Previous Lecture | Lecture 6 | Next Lecture |
Lecture 6, Thu 04/19
Hashing
Hashing
- The ability to address unique key values in an array whose size is smaller than the set of possible key values.
- Generally, keys are unique values that identify some record of information
- In order to put data in the appropriate place in the collection, a hash function is required.
- The hash function usually outputs a position in the collection based on the key value
- Hash function outputs should be uniformly distributed
- Or else all data would try to be stored in the same index.
- For example, if you have array of 100 elements, a simple hash function could be:
- key % 100 = [0-99]
- In order to put data in the appropriate place in the collection, a hash function is required.
- Hashing is very efficient for searching for data in an array.
- Recall binary search: O(log n) search time (if elements are sorted).
- Linear search: O(n) search time.
- Hash Table search: O(1) average search time in unsorted order.
- Hash Table searching provides instant access to an element in an array since the hash function computes the index where the data is stored.
Collisions
- It’s possible that two elements may be indexed to the same location.
- This is known as collisions
Open-address Hashing
- Collisions are resolved by placing the item in the next open spot in the array.
- For example, if a record is hashed to position i and data already exists in that index, then check the next available spot i+1, i+2, etc.
- Known as linear probing
- What is a problem with this mechanism?
- Delayed Insertion – inserting an item in a crowded hash table takes time since it must look for an empty spot.
- Elements are inserted farther away from their actual hashed index.
- Clustering – When different keys are hashed to the same index, there may be groups of data records grouped in the same place.
- Delayed Insertion – inserting an item in a crowded hash table takes time since it must look for an empty spot.
Double Hashing
- Technique that uses a 2nd hash function when resolving a collision.
- If a hash function index results in a collision, then use the 2nd hash function to determine how far to step in the array to look for an empty slot.
- Helps reduce the clustering effect.
- Problems
- If hash2 function is large, there is a possibility that we will go out of bounds.
- Depending on the table size and hash2, it is possible that the index won’t be uniformly distributed.
Chained Hashing
- The biggest problem to open-address hashing is
- If the table is full, no more elements can be added.
- Similar to a vector, it could expand the capacity “under-the-hood” when needed, but…
- All elements will probably have to be rehashed
- New capacity shouldn’t be wasteful (too big) or too small
- Chained hashing (chaining)
- If a collision occurs, then we store a series of data records in a list that the index in the hash table references.

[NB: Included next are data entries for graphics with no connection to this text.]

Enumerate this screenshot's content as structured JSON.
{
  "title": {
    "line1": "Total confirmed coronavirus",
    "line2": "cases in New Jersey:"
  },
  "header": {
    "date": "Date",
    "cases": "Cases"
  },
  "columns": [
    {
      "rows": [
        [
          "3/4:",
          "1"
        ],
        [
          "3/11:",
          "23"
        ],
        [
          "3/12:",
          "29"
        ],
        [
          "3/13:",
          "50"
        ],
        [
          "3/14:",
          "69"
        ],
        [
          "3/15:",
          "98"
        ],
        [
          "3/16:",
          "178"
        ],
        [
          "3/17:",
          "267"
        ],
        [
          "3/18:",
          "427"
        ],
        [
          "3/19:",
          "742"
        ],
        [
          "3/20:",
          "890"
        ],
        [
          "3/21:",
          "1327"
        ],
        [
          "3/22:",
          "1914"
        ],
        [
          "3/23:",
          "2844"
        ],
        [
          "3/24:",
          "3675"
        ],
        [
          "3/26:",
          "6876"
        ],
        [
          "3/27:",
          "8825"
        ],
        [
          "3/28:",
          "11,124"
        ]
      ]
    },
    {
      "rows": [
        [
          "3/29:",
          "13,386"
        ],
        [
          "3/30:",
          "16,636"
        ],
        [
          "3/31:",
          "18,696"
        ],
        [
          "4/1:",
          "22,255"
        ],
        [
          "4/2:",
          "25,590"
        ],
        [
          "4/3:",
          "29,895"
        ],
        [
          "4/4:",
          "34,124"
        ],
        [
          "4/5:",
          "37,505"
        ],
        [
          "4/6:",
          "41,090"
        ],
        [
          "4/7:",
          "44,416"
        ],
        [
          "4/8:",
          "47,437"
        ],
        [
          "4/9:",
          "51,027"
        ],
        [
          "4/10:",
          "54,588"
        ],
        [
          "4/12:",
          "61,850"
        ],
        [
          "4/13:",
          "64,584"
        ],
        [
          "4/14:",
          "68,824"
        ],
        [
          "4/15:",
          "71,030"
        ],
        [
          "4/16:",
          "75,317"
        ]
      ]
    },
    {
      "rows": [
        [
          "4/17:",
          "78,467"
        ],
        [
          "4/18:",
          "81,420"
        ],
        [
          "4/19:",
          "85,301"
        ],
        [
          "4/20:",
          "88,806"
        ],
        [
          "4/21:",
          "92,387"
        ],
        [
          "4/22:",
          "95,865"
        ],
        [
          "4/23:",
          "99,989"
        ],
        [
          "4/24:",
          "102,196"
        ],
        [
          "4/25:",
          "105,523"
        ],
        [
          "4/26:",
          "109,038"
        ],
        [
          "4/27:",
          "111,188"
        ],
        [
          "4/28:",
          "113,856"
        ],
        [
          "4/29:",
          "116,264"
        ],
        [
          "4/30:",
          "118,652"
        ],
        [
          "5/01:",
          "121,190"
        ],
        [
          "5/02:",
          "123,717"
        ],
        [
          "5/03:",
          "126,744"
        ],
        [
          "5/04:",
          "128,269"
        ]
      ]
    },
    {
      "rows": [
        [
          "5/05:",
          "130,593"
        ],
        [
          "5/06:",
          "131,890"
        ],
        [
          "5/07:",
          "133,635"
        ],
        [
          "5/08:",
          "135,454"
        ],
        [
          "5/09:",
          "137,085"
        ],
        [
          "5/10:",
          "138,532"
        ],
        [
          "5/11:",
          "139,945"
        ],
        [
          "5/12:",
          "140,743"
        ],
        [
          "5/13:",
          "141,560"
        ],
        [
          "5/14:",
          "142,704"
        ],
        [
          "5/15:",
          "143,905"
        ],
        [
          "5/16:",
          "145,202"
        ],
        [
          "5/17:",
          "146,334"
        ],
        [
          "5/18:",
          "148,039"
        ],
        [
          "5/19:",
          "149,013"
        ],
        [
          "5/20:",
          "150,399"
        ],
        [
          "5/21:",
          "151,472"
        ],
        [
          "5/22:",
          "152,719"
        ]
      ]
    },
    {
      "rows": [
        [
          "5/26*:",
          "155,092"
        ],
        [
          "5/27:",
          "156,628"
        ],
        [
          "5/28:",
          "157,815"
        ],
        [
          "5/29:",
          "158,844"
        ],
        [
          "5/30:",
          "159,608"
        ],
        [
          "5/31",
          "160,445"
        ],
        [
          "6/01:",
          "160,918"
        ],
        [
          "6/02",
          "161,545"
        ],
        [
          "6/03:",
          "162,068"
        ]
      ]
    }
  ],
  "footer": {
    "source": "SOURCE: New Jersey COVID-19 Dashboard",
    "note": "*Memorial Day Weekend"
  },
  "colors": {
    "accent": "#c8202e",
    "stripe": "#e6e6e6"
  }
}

- Linked Lists are a common collection to store collided data records
std::map and std::unordered_map
- A map is another term for an associated container.
- std::map is implemented with a form of binary trees (red-black trees)

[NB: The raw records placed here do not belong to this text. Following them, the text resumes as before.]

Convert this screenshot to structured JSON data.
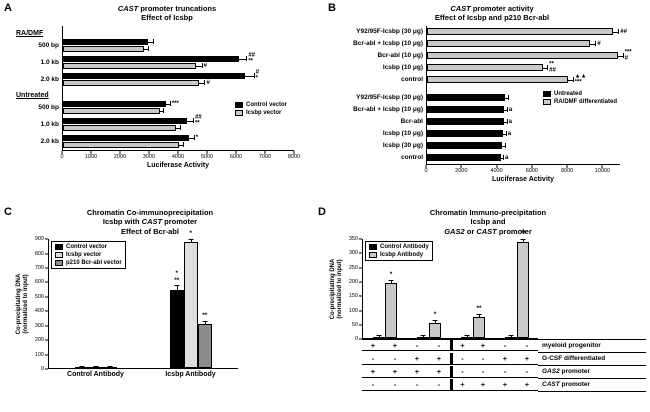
{
  "figure": {
    "panel_labels": {
      "A": "A",
      "B": "B",
      "C": "C",
      "D": "D"
    }
  },
  "colors": {
    "black": "#000000",
    "light_gray": "#c9c9c9",
    "lighter_gray": "#dedede",
    "mid_gray": "#8c8c8c"
  },
  "chart_data": [
    {
      "id": "panel-a",
      "type": "bar",
      "orientation": "horizontal",
      "title_lines": [
        "CAST promoter truncations",
        "Effect of Icsbp"
      ],
      "xlabel": "Luciferase Activity",
      "xlim": [
        0,
        8000
      ],
      "xticks": [
        0,
        1000,
        2000,
        3000,
        4000,
        5000,
        6000,
        7000,
        8000
      ],
      "series": [
        {
          "name": "Control vector",
          "color": "#000000"
        },
        {
          "name": "Icsbp vector",
          "color": "#c9c9c9"
        }
      ],
      "groups": [
        {
          "header": "RA/DMF",
          "rows": [
            {
              "label": "500 bp",
              "values": [
                2950,
                2800
              ],
              "errors": [
                150,
                150
              ],
              "annotations": [
                "",
                ""
              ]
            },
            {
              "label": "1.0 kb",
              "values": [
                6100,
                4600
              ],
              "errors": [
                250,
                200
              ],
              "annotations": [
                "##\n**",
                "#"
              ]
            },
            {
              "label": "2.0 kb",
              "values": [
                6300,
                4700
              ],
              "errors": [
                300,
                200
              ],
              "annotations": [
                "#\n*",
                "#"
              ]
            }
          ]
        },
        {
          "header": "Untreated",
          "rows": [
            {
              "label": "500 bp",
              "values": [
                3550,
                3350
              ],
              "errors": [
                150,
                120
              ],
              "annotations": [
                "***",
                ""
              ]
            },
            {
              "label": "1.0 kb",
              "values": [
                4300,
                3900
              ],
              "errors": [
                200,
                150
              ],
              "annotations": [
                "##\n**",
                ""
              ]
            },
            {
              "label": "2.0 kb",
              "values": [
                4350,
                4000
              ],
              "errors": [
                180,
                150
              ],
              "annotations": [
                "*",
                ""
              ]
            }
          ]
        }
      ],
      "legend": {
        "items": [
          {
            "label": "Control vector",
            "color": "#000000"
          },
          {
            "label": "Icsbp vector",
            "color": "#c9c9c9"
          }
        ]
      }
    },
    {
      "id": "panel-b",
      "type": "bar",
      "orientation": "horizontal",
      "title_lines": [
        "CAST promoter activity",
        "Effect of Icsbp and p210 Bcr-abl"
      ],
      "xlabel": "Luciferase Activity",
      "xlim": [
        0,
        11000
      ],
      "xticks": [
        0,
        2000,
        4000,
        6000,
        8000,
        10000
      ],
      "series": [
        {
          "name": "Untreated",
          "color": "#000000"
        },
        {
          "name": "RA/DMF differentiated",
          "color": "#c9c9c9"
        }
      ],
      "groups": [
        {
          "series_color": "#c9c9c9",
          "rows": [
            {
              "label": "Y92/95F-Icsbp (30 μg)",
              "values": [
                10600
              ],
              "errors": [
                300
              ],
              "annotations": [
                "##"
              ]
            },
            {
              "label": "Bcr-abl + Icsbp (10 μg)",
              "values": [
                9300
              ],
              "errors": [
                300
              ],
              "annotations": [
                "#"
              ]
            },
            {
              "label": "Bcr-abl (10 μg)",
              "values": [
                10900
              ],
              "errors": [
                250
              ],
              "annotations": [
                "***\n#"
              ]
            },
            {
              "label": "Icsbp (10 μg)",
              "values": [
                6600
              ],
              "errors": [
                250
              ],
              "annotations": [
                "**\n##"
              ]
            },
            {
              "label": "control",
              "values": [
                8050
              ],
              "errors": [
                250
              ],
              "annotations": [
                "▲▲\n***"
              ]
            }
          ]
        },
        {
          "series_color": "#000000",
          "rows": [
            {
              "label": "Y92/95F-Icsbp (30 μg)",
              "values": [
                4450
              ],
              "errors": [
                150
              ],
              "annotations": [
                ""
              ]
            },
            {
              "label": "Bcr-abl + Icsbp (10 μg)",
              "values": [
                4400
              ],
              "errors": [
                150
              ],
              "annotations": [
                "a"
              ]
            },
            {
              "label": "Bcr-abl",
              "values": [
                4400
              ],
              "errors": [
                140
              ],
              "annotations": [
                "a"
              ]
            },
            {
              "label": "Icsbp (10 μg)",
              "values": [
                4350
              ],
              "errors": [
                140
              ],
              "annotations": [
                "a"
              ]
            },
            {
              "label": "Icsbp (30 μg)",
              "values": [
                4300
              ],
              "errors": [
                130
              ],
              "annotations": [
                ""
              ]
            },
            {
              "label": "control",
              "values": [
                4200
              ],
              "errors": [
                130
              ],
              "annotations": [
                "a"
              ]
            }
          ]
        }
      ],
      "legend": {
        "items": [
          {
            "label": "Untreated",
            "color": "#000000"
          },
          {
            "label": "RA/DMF differentiated",
            "color": "#c9c9c9"
          }
        ]
      }
    },
    {
      "id": "panel-c",
      "type": "bar",
      "orientation": "vertical",
      "title_lines": [
        "Chromatin Co-immunoprecipitation",
        "Icsbp with CAST promoter",
        "Effect of Bcr-abl"
      ],
      "ylabel": "Co-precipitating DNA\n(normalized to input)",
      "ylim": [
        0,
        900
      ],
      "yticks": [
        0,
        100,
        200,
        300,
        400,
        500,
        600,
        700,
        800,
        900
      ],
      "series": [
        {
          "name": "Control vector",
          "color": "#000000"
        },
        {
          "name": "Icsbp vector",
          "color": "#dedede"
        },
        {
          "name": "p210 Bcr-abl vector",
          "color": "#8c8c8c"
        }
      ],
      "groups": [
        {
          "label": "Control Antibody",
          "values": [
            6,
            6,
            6
          ],
          "errors": [
            2,
            2,
            2
          ],
          "annotations": [
            "",
            "",
            ""
          ]
        },
        {
          "label": "Icsbp Antibody",
          "values": [
            545,
            880,
            310
          ],
          "errors": [
            25,
            15,
            15
          ],
          "annotations": [
            "*\n**",
            "*",
            "**"
          ]
        }
      ],
      "legend": {
        "items": [
          {
            "label": "Control vector",
            "color": "#000000"
          },
          {
            "label": "Icsbp vector",
            "color": "#dedede"
          },
          {
            "label": "p210 Bcr-abl vector",
            "color": "#8c8c8c"
          }
        ]
      }
    },
    {
      "id": "panel-d",
      "type": "bar",
      "orientation": "vertical",
      "title_lines": [
        "Chromatin Immuno-precipitation",
        "Icsbp and",
        "GAS2 or CAST promoter"
      ],
      "ylabel": "Co-precipitating DNA\n(normalized to input)",
      "ylim": [
        0,
        350
      ],
      "yticks": [
        0,
        50,
        100,
        150,
        200,
        250,
        300,
        350
      ],
      "series": [
        {
          "name": "Control Antibody",
          "color": "#000000"
        },
        {
          "name": "Icsbp Antibody",
          "color": "#c9c9c9"
        }
      ],
      "groups": [
        {
          "values": [
            5,
            195
          ],
          "errors": [
            2,
            8
          ],
          "annotations": [
            "",
            "*"
          ]
        },
        {
          "values": [
            4,
            55
          ],
          "errors": [
            2,
            6
          ],
          "annotations": [
            "",
            "*"
          ]
        },
        {
          "values": [
            5,
            75
          ],
          "errors": [
            2,
            6
          ],
          "annotations": [
            "",
            "**"
          ]
        },
        {
          "values": [
            5,
            340
          ],
          "errors": [
            2,
            8
          ],
          "annotations": [
            "",
            "**"
          ]
        }
      ],
      "condition_table": {
        "divider_after_column": 4,
        "rows": [
          {
            "label": "myeloid progenitor",
            "signs": [
              "+",
              "+",
              "-",
              "-",
              "+",
              "+",
              "-",
              "-"
            ]
          },
          {
            "label": "G-CSF differentiated",
            "signs": [
              "-",
              "-",
              "+",
              "+",
              "-",
              "-",
              "+",
              "+"
            ]
          },
          {
            "label": "GAS2 promoter",
            "signs": [
              "+",
              "+",
              "+",
              "+",
              "-",
              "-",
              "-",
              "-"
            ]
          },
          {
            "label": "CAST promoter",
            "signs": [
              "-",
              "-",
              "-",
              "-",
              "+",
              "+",
              "+",
              "+"
            ]
          }
        ]
      },
      "legend": {
        "items": [
          {
            "label": "Control Antibody",
            "color": "#000000"
          },
          {
            "label": "Icsbp Antibody",
            "color": "#c9c9c9"
          }
        ]
      }
    }
  ]
}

- Useful if you care about the ordering of keys.
- std::unordered_map is implemented with hash tables
- Better average case performance O(1), but data order is not guaranteed.

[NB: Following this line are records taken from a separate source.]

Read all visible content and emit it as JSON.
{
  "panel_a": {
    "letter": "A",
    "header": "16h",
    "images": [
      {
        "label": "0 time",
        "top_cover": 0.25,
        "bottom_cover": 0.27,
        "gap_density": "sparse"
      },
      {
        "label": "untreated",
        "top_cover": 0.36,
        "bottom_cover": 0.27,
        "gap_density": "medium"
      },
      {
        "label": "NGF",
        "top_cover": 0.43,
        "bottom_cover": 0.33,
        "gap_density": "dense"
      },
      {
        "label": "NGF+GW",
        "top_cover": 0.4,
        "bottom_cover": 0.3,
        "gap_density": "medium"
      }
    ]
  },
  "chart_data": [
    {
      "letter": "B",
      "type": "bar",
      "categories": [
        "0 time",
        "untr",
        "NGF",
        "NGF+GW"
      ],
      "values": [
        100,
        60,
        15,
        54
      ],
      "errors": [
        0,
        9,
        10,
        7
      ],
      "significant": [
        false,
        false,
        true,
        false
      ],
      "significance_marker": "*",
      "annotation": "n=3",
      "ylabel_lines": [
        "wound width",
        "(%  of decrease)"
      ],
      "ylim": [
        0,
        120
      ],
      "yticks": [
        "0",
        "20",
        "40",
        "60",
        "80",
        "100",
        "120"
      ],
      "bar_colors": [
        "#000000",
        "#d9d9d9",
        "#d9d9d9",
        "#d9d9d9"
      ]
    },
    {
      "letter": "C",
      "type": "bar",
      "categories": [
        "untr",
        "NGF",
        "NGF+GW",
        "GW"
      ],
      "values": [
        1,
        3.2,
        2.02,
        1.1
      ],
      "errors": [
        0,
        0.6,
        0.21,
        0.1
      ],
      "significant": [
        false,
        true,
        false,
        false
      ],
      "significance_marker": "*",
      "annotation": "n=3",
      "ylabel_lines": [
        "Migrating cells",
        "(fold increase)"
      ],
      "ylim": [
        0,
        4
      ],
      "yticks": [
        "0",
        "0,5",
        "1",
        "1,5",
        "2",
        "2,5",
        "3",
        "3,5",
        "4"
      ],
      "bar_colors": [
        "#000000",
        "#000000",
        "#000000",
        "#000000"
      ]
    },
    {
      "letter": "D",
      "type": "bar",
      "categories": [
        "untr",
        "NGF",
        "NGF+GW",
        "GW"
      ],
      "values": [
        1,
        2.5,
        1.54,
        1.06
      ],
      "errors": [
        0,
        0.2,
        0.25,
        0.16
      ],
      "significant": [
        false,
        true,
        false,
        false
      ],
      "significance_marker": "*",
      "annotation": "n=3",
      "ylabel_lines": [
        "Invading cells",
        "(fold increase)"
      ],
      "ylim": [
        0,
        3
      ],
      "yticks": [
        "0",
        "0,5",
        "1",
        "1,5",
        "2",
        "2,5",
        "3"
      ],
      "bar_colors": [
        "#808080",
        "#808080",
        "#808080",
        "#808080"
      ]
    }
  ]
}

- Seem very similar, but “under-the-hood” is quite different.
Example
#include <unordered_map>
using namespace std;
int main() {
unordered_map<int, string> students; // hash table
// Use bracket notation for creation
students[0] = “Richert”;
students[1] = “John Doe”;
students[2] = “Jane Doe”;
students[251] = "someone!";
cout << “students[1] = “ << students[1] << endl;
cout << "students[251] = " << students[251] << endl;
cout << "students[101] = " << students[101] << endl;
// Check if a student id exists using .find method
if (students.find(1) != students.end()) {
cout << "Found student id = 1, Name = " << students[1] << endl;
} else {
cout << "Can't find id = 1" << endl;
}
cout << "----" << endl;
for (unordered_map<int, string>::iterator i = students.begin();
i != students.end(); i++) {
cout << i->first << " : " << i->second << endl;
}
----
// Use insertion method for adding an element in the dictionary
//#include <utility> for std::pair
students.insert(pair<int, string>(3, “Sleepy”));
// Erasing by iterator
unordered_map<int, string>::iterator p = students.find(2);
students.erase(p); // erases “Jane Doe”
// Erasing by key
students.erase(0); // erases “Richert”
// does not replace existing item
students.insert(pair<int, string>(1, "Some other John Doe"));
students[1] = "Some other John Doe"; // replaces existing item
return 0;
}